Empiezo a sospechar que en Holanda aprenden a ir en
bicicleta antes de caminar. Sólo hace falta fijarse en los caminos que hay por
Veenhuizen. Los fines de semana se llenan de holandeses felices que padalean
por la campiña al ritmo pausado de unas bicicletas de paseo que no tienen nada
que ver con las del Tour. Ves una etapa de montaña por la tele y puedes leer
esfuerzo y sufrimiento en cada golpe de pedal; aquí, en cambio, lo único que
ves son bicicletas de buen rollo.
Y así, pedaleando, pasa la vida en el tranquilo pueblo de Veenhuizen,
donde lo que más llama la atención son las prisiones, rodeadas de rejas,
canales y ciclistas, y dos grandes iglesias, una católica y una reformista.

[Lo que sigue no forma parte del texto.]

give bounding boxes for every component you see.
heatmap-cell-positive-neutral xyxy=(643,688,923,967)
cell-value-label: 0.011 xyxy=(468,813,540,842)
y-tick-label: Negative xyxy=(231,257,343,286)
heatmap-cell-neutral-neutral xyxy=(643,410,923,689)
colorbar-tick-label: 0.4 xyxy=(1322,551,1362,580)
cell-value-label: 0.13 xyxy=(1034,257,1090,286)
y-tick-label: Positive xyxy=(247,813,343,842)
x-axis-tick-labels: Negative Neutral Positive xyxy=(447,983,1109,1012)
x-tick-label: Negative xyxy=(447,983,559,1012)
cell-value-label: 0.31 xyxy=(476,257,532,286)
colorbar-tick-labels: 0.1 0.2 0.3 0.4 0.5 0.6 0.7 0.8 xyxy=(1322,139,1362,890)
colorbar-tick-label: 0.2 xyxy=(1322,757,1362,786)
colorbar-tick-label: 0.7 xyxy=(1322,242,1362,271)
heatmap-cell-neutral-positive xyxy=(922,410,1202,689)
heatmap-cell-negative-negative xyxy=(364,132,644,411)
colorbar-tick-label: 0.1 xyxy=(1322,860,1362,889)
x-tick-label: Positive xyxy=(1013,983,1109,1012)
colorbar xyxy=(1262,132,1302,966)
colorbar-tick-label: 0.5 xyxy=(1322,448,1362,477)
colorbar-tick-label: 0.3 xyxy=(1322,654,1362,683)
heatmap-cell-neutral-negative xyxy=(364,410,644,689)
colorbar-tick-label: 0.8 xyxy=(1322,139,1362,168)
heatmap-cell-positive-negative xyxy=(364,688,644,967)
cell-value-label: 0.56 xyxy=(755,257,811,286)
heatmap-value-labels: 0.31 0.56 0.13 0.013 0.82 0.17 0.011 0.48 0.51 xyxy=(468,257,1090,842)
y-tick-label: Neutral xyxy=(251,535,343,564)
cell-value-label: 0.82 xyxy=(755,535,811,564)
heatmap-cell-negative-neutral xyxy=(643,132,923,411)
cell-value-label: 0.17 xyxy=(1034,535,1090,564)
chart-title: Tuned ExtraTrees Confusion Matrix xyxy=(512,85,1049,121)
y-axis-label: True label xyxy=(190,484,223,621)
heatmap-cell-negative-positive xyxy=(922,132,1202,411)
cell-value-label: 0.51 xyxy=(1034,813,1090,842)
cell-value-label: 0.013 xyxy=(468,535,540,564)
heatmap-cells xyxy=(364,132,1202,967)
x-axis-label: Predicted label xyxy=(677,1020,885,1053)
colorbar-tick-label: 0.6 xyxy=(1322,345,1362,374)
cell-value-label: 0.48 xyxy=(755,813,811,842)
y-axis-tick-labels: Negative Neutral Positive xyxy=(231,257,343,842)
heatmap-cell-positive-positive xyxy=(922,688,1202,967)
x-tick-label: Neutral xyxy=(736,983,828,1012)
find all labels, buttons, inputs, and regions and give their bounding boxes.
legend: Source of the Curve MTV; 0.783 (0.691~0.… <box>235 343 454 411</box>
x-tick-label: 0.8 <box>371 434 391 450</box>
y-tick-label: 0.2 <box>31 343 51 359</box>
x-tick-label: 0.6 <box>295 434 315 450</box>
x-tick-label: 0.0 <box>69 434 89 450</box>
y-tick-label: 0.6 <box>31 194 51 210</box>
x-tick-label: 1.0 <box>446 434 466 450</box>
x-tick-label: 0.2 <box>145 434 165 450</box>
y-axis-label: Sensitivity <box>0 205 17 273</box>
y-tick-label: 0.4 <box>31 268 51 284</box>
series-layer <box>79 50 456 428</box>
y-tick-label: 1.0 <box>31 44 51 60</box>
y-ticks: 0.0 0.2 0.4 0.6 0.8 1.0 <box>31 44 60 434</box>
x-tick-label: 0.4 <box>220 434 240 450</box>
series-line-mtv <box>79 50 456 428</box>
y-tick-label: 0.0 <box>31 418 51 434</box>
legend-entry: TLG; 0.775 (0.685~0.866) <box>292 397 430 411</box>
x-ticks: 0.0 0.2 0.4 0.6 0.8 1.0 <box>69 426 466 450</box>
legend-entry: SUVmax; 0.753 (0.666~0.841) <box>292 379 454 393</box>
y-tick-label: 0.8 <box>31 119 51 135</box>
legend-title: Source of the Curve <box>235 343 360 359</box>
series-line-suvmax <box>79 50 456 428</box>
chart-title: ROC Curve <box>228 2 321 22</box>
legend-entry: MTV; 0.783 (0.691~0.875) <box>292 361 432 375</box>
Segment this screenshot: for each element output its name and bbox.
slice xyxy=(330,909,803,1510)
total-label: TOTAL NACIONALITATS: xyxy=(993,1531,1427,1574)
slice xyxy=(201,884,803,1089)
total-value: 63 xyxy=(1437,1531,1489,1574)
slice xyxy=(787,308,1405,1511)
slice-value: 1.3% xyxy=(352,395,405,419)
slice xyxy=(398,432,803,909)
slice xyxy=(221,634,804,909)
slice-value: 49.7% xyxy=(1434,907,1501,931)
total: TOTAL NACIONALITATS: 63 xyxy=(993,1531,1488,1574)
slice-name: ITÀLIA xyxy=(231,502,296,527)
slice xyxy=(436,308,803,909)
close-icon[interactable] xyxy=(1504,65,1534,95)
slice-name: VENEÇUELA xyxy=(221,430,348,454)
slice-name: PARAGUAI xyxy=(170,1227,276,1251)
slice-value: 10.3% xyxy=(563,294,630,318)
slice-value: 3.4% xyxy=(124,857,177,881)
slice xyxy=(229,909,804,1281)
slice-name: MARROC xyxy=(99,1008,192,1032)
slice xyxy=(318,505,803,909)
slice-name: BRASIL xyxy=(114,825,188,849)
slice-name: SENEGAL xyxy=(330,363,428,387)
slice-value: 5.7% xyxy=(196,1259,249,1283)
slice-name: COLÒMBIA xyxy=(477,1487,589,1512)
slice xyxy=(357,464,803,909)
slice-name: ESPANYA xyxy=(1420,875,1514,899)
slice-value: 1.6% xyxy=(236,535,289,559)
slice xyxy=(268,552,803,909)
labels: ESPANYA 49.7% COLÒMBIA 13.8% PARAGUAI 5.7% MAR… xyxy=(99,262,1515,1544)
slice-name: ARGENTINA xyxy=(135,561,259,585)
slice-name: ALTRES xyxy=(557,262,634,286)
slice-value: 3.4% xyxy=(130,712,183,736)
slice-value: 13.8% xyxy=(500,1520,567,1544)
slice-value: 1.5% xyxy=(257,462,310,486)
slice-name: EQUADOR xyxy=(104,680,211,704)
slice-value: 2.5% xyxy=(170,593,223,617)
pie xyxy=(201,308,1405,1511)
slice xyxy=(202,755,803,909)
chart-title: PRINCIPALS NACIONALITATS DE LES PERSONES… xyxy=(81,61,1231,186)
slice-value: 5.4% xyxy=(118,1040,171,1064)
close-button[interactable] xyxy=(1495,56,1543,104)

Hace cincuenta años, presos y funcionarios asistían juntos a misa. ¡Qué tiempos
aquellos en que los presos salían de la cárcel para ir a la iglesia los
domingos! Eso sí, las iglesias cuentan con urinarios al lado, para que los
presos pudieran miccionar antes de entrar. Y es que, con la excusa de salir a
echar una meada, se ve que más de uno se había fugado.
La
iglesia reformista, de planta octogonal, impresiona todavía hoy, pero
sólo hay una misa a la semana. En la católica, ni eso. Está cerrada,
quizás para siempre, por falta de clientela. En el fondo ya me va bien,
ya que estoy viviendo este mes de julio en la antigua rectoría, un
edificio de 1908 reconvertido en Residencia de Escritores gracias al
buen hacer de Mariët Meester. Un cuadro del antiguo rector me observa
ahora mismo, mientras escribo. El hombre sonríe con benevolencia, pero
no sé, no sé, entre los presos que me limpian el jardín y el rector que
me vigila no puedo evitar sentir que me rodea un ambiente inquietante.